On Behalf of | May 28, 2015 | Child Custody |

During a divorce, families with children also have to create child custody arrangements. The two parties have to decide if one will have primary custody or if they will share joint custody. Regardless of which child custody arrangement they choose, it is crucial that the parents continue to work together and do not alienate the other parent. Georgia couples that are divorcing have resources available that can ease the transition for their children.

Children whose parents are divorcing generally experience a great deal of stress as the home that they have known changes. If one parent continually demeans the other, this attitude can affect the children. This can lead to parental alienation, which occurs when a child allies himself with one parent and acts out against the other. In spite of the bitterness and other feelings one parent may be experiencing towards the other, not allowing these emotions to dictate one’s actions can inspire the children to do the same.

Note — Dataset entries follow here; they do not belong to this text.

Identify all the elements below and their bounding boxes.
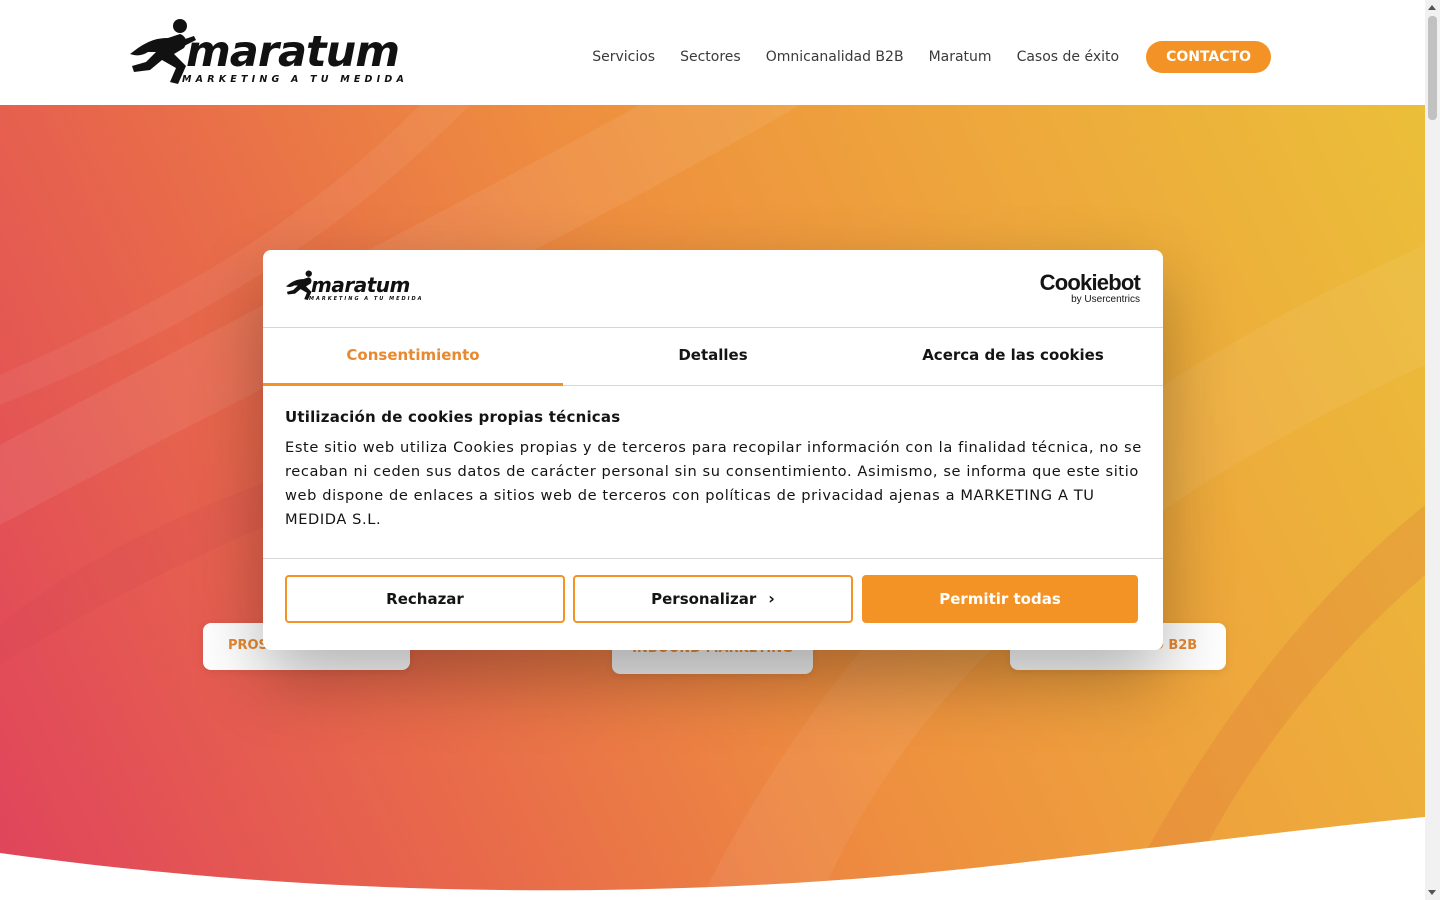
tab-detalles[interactable]: Detalles [563,328,863,385]
cookiebot-name: Cookiebot [1039,270,1141,295]
scrollbar-thumb[interactable] [1428,16,1437,120]
cookie-logo-wordmark: maratum [311,273,410,297]
cookie-dialog-footer: Rechazar Personalizar › Permitir todas [263,558,1163,650]
tab-acerca-cookies[interactable]: Acerca de las cookies [863,328,1163,385]
main-nav: Servicios Sectores Omnicanalidad B2B Mar… [567,41,1271,73]
customize-button[interactable]: Personalizar › [573,575,853,623]
reject-button[interactable]: Rechazar [285,575,565,623]
cookie-dialog-body: Utilización de cookies propias técnicas … [285,408,1145,532]
nav-item-servicios[interactable]: Servicios [592,49,655,65]
cookie-consent-dialog: maratum MARKETING A TU MEDIDA Cookiebot … [263,250,1163,650]
cookie-dialog-title: Utilización de cookies propias técnicas [285,408,621,426]
chevron-right-icon: › [768,588,775,608]
nav-item-casos-exito[interactable]: Casos de éxito [1017,49,1120,65]
scroll-down-arrow-icon [1428,890,1436,895]
scroll-down-button[interactable] [1425,885,1440,900]
site-logo[interactable]: maratum MARKETING A TU MEDIDA [128,18,404,88]
cookie-dialog-text: Este sitio web utiliza Cookies propias y… [285,439,1142,528]
logo-tagline: MARKETING A TU MEDIDA [182,74,409,85]
cookie-dialog-header: maratum MARKETING A TU MEDIDA Cookiebot … [263,250,1163,328]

This behavior evidences itself in many families that go through the divorce process. However, parent alienation can be avoided by choosing a child custody arrangement that is in the best interest of the children and by keeping negative emotions at bay. Whether there is one primary custodian or it is a shared custody agreement, children perform better academically and emotionally when both parents play an active role in their lives. Neither parent should be made to feel inadequate or unloved in the eyes of his or her child.

Parental cooperation following a divorce is important for the children and the parents. How the two parents treat each other plays an important role in how easy the transition will be for the children. Families working through child custody in Georgia can find assistance from those with experience handling this type of arrangement. Those who feel they are being alienated can receive support from therapists and coaches who are trained in how to respond to such negativity.